The data breach defendant similarly obtained a favorable merits ruling after the reversal of a standing dismissal in In re: SuperValu, Inc., Customer Data Security Breach Litigation, No. 14-MD-2586 ADM/TNL, 2018 WL 1189327 (D. Minn. Mar. 7, 2018). There, the district court originally dismissed the data breach class action for failure adequately to allege Article III standing. On appeal, the Eighth Circuit largely agreed with the district court, but the appellate court reversed and remanded, based on an “isolated single instance of an unauthorized charge” suffered by class representative David Holmes. In re Supervalu, Inc., 870 F.3d 763, 768, 772-774 (8th Cir. 2017).
The Eighth Circuit acknowledged a number of key omissions in Mr. Holmes’ allegations, including “that he failed to allege the date he shopped at the affected [SuperValue] store, the amount of the charge, or that the charge was unreimbursed.” Id. at 773. “While such omissions could be fatal to the complaint under the ‘higher hurdles’ of Rules 8(a) and 12(b)(6)—a contention that we do not opine on here—standing under Article III presents only a ‘threshold inquiry,’ requiring ‘general allegations’ of injury, causation, and redressability. We conclude that these attacks on the sufficiency of Holmes’ allegations are more properly directed at whether the complaint states a claim, not whether Holmes has alleged standing.” Id. (citations omitted).

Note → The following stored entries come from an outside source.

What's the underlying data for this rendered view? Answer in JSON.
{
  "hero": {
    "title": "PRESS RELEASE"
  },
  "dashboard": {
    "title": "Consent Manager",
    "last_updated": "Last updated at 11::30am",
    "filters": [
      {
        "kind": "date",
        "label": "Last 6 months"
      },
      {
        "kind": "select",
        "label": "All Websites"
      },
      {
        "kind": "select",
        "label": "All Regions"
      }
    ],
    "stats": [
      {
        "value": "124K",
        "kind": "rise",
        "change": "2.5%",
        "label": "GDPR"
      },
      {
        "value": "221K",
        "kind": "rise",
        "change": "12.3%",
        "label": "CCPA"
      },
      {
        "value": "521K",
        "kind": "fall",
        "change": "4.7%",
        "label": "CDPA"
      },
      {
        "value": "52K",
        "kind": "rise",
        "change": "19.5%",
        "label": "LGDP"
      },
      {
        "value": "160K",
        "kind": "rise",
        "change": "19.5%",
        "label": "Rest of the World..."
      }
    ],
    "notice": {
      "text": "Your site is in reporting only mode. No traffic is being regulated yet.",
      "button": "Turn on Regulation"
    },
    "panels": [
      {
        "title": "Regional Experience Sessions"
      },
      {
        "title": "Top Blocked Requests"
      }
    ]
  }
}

Not surprisingly, SuperValue renewed its motion to dismiss on remand, and the district court dismissed all remaining claims with prejudice. Among other rulings, the district court dismissed the negligence claim because Mr. Holmes did not allege an out-of-pocket loss (he did not allege he paid the fraudulent charge or that any payment was not reimbursed). 2018 WL 1189327, at *11-13. The district court also rejected the negligence claim based on the economic loss rule, finding the plaintiff did not allege personal injury or property damage. Id. at *13-14. And the court further noted that courts had consistently declined to impose a duty in tort under Illinois law to protect personal information. Id. at *14. The plaintiff’s claim under the Illinois Consumer Fraud and Deceptive Practices Act failed because he failed to allege actual pecuniary loss. Id. at *15. And the unjust enrichment claim failed because the plaintiff conceded he had obtained goods of value from SuperValue. Id. at *16-17. The district court did not accept the argument that he paid “for a side order of data security and protection.” Id. at *16.
The Attias and Supervalu cases illustrate the high hurdles a defendant must clear to secure a standing-based dismissal of a data breach claim. But they also confirm that losing the standing battle may merely be a prelude to winning the merits war. At a minimum, these cases confirm that every motion to dismiss on standing grounds should also be accompanied by a corresponding motion to dismiss on the merits. And in a data breach case where no class plaintiff alleges an actual monetary loss, class defendants should consider seeking a merits-based dismissal rather than a dismissal without prejudice for lack of standing.